Pancreatic ductal adenocarcinoma (PDAC) currently accounts for the seventh most frequent cause of cancer worldwide with an increasing incidence. Its prognosis remains very poor with a 5-year survival rate around 5% for all stages taken together.

There are three known precancerous lesions: pancreatic intraepithelial neoplasia, intraductal papillary mucinous neoplasia and mucinous cystadenoma.

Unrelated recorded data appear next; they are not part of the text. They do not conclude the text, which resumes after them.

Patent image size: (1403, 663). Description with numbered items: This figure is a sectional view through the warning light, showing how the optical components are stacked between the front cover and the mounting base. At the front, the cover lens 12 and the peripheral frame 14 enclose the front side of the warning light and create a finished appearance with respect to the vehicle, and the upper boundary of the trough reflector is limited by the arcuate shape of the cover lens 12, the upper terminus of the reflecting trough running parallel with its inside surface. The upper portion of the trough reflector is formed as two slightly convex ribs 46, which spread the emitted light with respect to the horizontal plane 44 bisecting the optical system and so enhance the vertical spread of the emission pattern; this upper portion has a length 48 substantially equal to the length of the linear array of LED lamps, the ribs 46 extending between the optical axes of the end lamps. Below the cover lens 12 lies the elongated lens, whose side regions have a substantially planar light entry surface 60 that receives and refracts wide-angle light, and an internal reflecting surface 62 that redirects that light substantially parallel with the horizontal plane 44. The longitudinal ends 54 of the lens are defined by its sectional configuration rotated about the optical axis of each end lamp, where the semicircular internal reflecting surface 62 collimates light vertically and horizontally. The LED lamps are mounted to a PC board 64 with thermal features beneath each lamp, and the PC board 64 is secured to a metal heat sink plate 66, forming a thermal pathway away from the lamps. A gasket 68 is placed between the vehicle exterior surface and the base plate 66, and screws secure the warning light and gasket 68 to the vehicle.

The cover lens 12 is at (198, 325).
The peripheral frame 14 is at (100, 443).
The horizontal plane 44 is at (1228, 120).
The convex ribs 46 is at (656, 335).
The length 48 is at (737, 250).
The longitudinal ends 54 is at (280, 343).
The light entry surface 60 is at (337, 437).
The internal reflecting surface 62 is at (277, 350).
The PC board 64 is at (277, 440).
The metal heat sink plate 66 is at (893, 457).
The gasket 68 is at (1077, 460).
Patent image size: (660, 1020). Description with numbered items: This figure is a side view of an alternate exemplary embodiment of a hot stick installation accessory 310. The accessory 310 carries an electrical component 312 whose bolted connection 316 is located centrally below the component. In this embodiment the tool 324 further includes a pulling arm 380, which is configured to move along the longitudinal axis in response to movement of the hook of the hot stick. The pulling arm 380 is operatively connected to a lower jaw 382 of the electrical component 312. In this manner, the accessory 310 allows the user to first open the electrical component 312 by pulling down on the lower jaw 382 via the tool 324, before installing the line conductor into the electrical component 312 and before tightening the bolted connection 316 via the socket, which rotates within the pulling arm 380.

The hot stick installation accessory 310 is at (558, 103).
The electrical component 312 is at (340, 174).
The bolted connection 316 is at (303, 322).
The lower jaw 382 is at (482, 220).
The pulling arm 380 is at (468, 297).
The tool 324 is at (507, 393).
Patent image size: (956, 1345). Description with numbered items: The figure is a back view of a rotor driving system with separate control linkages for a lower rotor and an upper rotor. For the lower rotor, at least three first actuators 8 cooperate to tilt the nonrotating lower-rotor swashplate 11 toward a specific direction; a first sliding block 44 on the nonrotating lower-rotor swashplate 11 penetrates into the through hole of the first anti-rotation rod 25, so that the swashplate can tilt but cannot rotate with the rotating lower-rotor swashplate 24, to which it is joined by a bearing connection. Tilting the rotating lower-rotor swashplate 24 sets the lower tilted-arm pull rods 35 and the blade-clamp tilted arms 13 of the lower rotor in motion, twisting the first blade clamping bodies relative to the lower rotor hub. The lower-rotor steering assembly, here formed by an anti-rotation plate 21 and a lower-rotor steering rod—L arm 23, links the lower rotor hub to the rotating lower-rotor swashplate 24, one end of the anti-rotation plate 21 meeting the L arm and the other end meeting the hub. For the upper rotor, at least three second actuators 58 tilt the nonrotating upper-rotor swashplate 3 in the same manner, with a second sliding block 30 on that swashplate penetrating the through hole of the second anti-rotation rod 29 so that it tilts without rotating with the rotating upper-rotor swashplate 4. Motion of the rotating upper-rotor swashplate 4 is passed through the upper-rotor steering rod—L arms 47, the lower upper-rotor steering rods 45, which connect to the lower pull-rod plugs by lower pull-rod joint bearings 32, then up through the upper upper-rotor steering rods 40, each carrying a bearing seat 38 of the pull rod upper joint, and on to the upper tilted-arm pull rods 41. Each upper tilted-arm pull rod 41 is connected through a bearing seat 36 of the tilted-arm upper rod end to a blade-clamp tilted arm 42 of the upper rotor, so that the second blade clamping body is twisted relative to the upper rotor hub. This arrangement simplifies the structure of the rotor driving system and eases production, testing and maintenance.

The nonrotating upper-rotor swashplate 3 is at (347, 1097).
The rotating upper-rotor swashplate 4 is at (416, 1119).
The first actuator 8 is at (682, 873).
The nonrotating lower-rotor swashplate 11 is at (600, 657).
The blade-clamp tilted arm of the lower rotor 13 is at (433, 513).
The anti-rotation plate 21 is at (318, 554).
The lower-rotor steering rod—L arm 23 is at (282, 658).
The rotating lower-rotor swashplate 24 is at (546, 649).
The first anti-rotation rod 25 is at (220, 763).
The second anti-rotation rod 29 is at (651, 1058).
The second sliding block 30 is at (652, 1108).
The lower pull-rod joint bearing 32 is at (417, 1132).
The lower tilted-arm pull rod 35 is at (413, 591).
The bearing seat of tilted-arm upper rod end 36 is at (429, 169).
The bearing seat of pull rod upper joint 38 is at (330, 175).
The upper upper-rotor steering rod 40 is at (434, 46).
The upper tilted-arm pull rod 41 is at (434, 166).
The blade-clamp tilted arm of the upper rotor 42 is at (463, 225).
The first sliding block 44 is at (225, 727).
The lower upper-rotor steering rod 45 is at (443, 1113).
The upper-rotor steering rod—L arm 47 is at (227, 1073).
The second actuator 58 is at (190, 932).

Evolution towards PDAC is not systematic and acknowledging malignancy features is highly important to avoid useless and dangerous surgery, and conversely, to avoid not to operate high-risk lesions.

The risk of developing PDAC increases with age, in developed countries, in male subjects and in black individuals. Other risk factors include tobacco, obesity, diabetes mellitus, chronic pancreatitis and PDAC family history. Familial pancreatic cancers account for 5-10% of PDAC cases and are defined by the existence of a PDAC in at least two first-degree relatives. Although no germline mutation is identified in 80-85 %, an increase in the PDAC risk exists in mutation carriers within the BRCA-Fanconi pathway (BRCA1/2, PALB2, ATM, FANC genes) or affected with Peutz-Jeghers syndrome (LKB1/STK11 gene), hereditary pancreatitis (PRSS1 gene), familial multiple mole melanoma (p16/CDKN2A gene) or Lynch syndrome. Identifying these familial PDAC forms is warranted to proposed screening of relatives, prophylactic pancreatic surgery of precancerous lesions, or a therapy targeting molecular biology, such as PARP inhibitors in BRCA1/2 mutation carriers with advanced PDAC.